Figure 3 - figure supplement 1 shows six representative examples of intermediate states sampled during these simulations. As the reviewer suggested, some intermediate conformations were reached, including partial reformation of structural elements. However, only the trajectory which maintains the knot sufficiently close to its native location is able to do substantial refolding. We have now clarified this point more explicitly in the revised manuscript to better explain why full folding was not achieved and how the knot dynamics constrain the refolding process.
(2) Is it not possible to plot the degree of knot formation as a function of time or Q in Figure 3A-H? Doing so would make the verbally described results much clearer.
We thank the reviewer for the suggestion. Based on your observation, we have added a new figure in the SI manuscript (Figure 3 - figure supplement 3) showing the knot translocation as a function of the frames with their respective structure representations from the transitions, from folded to unfolded state and knot untied processes.
(3) Placement of a paragraph starting from line 250 looks odd to me. The paragraph describes simulation results of the mechanical unfolding, which is fully described in the following section. Specifically, the simulation result is discussed before describing its method/outline, which is to be avoided as far as possible.

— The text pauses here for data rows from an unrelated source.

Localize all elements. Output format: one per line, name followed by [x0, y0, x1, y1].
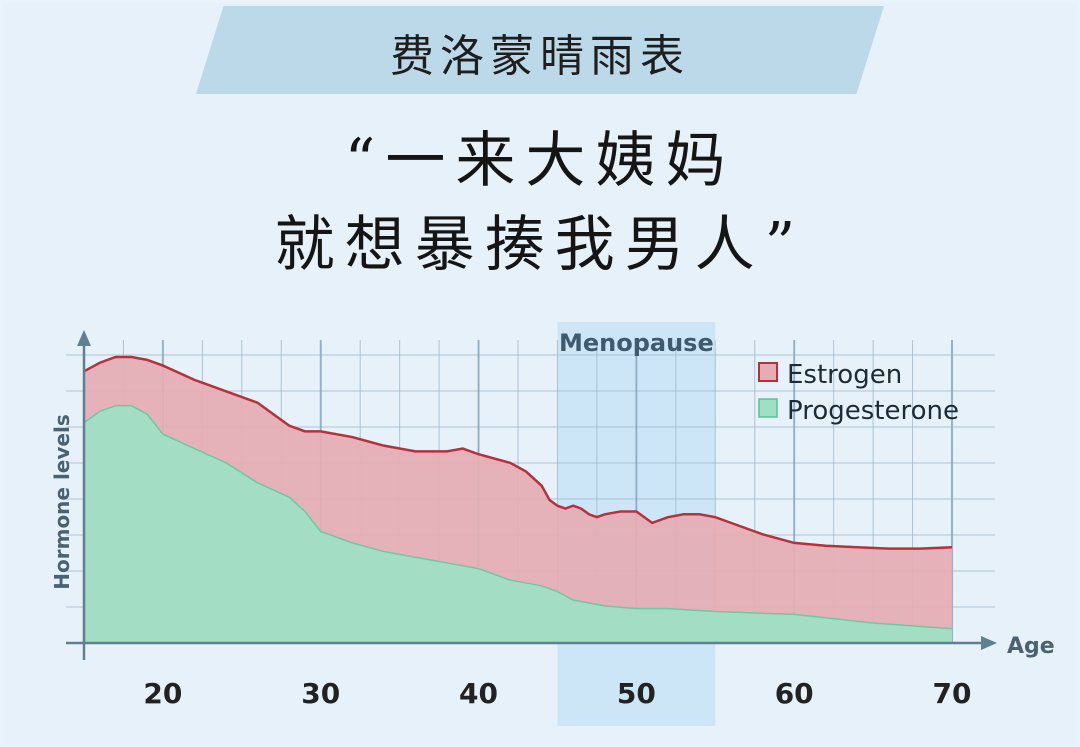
poster-title: 费洛蒙晴雨表: [390, 31, 690, 82]
quote-line-1: “一来大姨妈: [344, 126, 736, 196]
x-tick-label: 50: [617, 677, 656, 710]
progesterone-area: [84, 405, 952, 643]
estrogen-line: [83, 355, 953, 550]
x-tick-label: 40: [459, 677, 498, 710]
menopause-label: Menopause: [559, 329, 714, 357]
x-axis-label: Age: [1007, 634, 1055, 659]
legend-swatch-estrogen: [758, 362, 778, 382]
legend-label-progesterone: Progesterone: [787, 396, 959, 426]
x-tick-label: 60: [775, 677, 814, 710]
y-axis-arrow-icon: [77, 330, 91, 346]
x-tick-label: 20: [143, 677, 182, 710]
x-tick-label: 30: [301, 677, 340, 710]
legend-label-estrogen: Estrogen: [787, 360, 902, 390]
x-tick-label: 70: [933, 677, 972, 710]
progesterone-line: [83, 404, 953, 630]
y-axis-label: Hormone levels: [50, 414, 74, 589]
title-banner: 费洛蒙晴雨表: [196, 6, 884, 94]
quote-line-2: 就想暴揍我男人”: [274, 210, 806, 280]
x-axis-arrow-icon: [981, 636, 997, 650]
legend-swatch-progesterone: [758, 398, 778, 418]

According to the standard journal style, the Method section is described after the Discussion section. However, in the simulation's results, a sentence addressing the methods was included to guide the reader through the text.

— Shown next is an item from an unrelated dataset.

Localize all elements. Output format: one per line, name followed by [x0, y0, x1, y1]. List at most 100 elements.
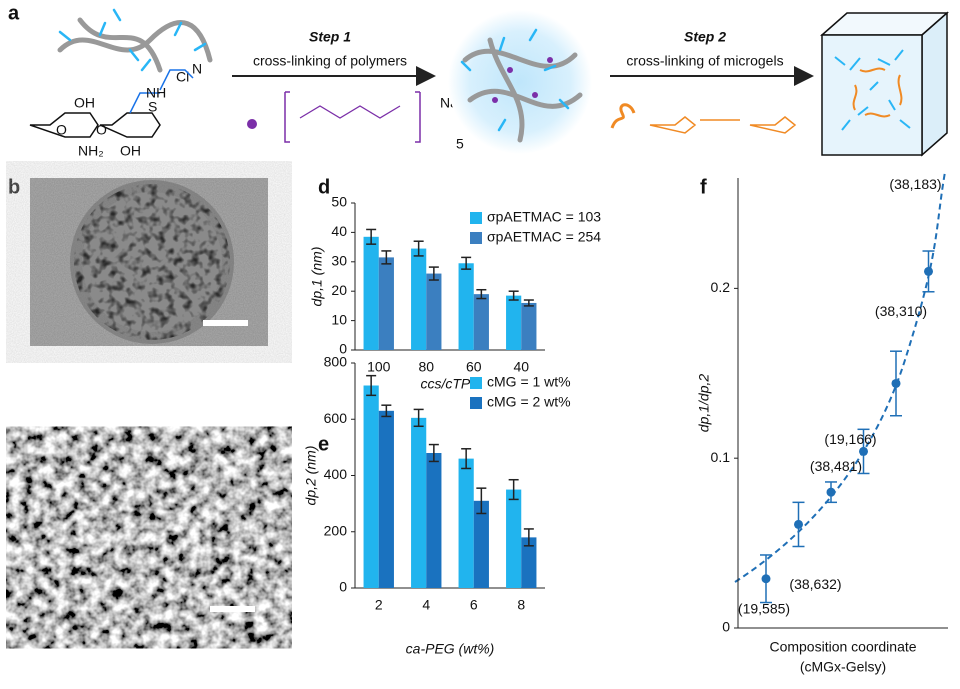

(4) This is only an optional request. It is highly desired to examine the in vitro folding of TrmD-Tm1570 with and without molecular chaperones. At least, authors can envision/discuss this direction.
We agree that examining the in vitro folding of TrmD–Tm1570 with and without molecular chaperones would provide important mechanistic insights into the role of the fold of knotted proteins. We are planning to perform these experiments as part of our ongoing work, and in the revised manuscript we will add a discussion on this direction and its potential impact.
Reviewer #2 (Recommendations for the authors):
(1) Figure 6C was not referenced or discussed in the manuscript.
We thank the reviewer for pointing this out. Figure 6C is indeed referenced and discussed in the manuscript.
(2) Several places refer to figures in the Supporting Information, and should be updated to refer to the supplement figures associated with the main figures.
In the revised version we ensure that all references are updated and clearly labeled.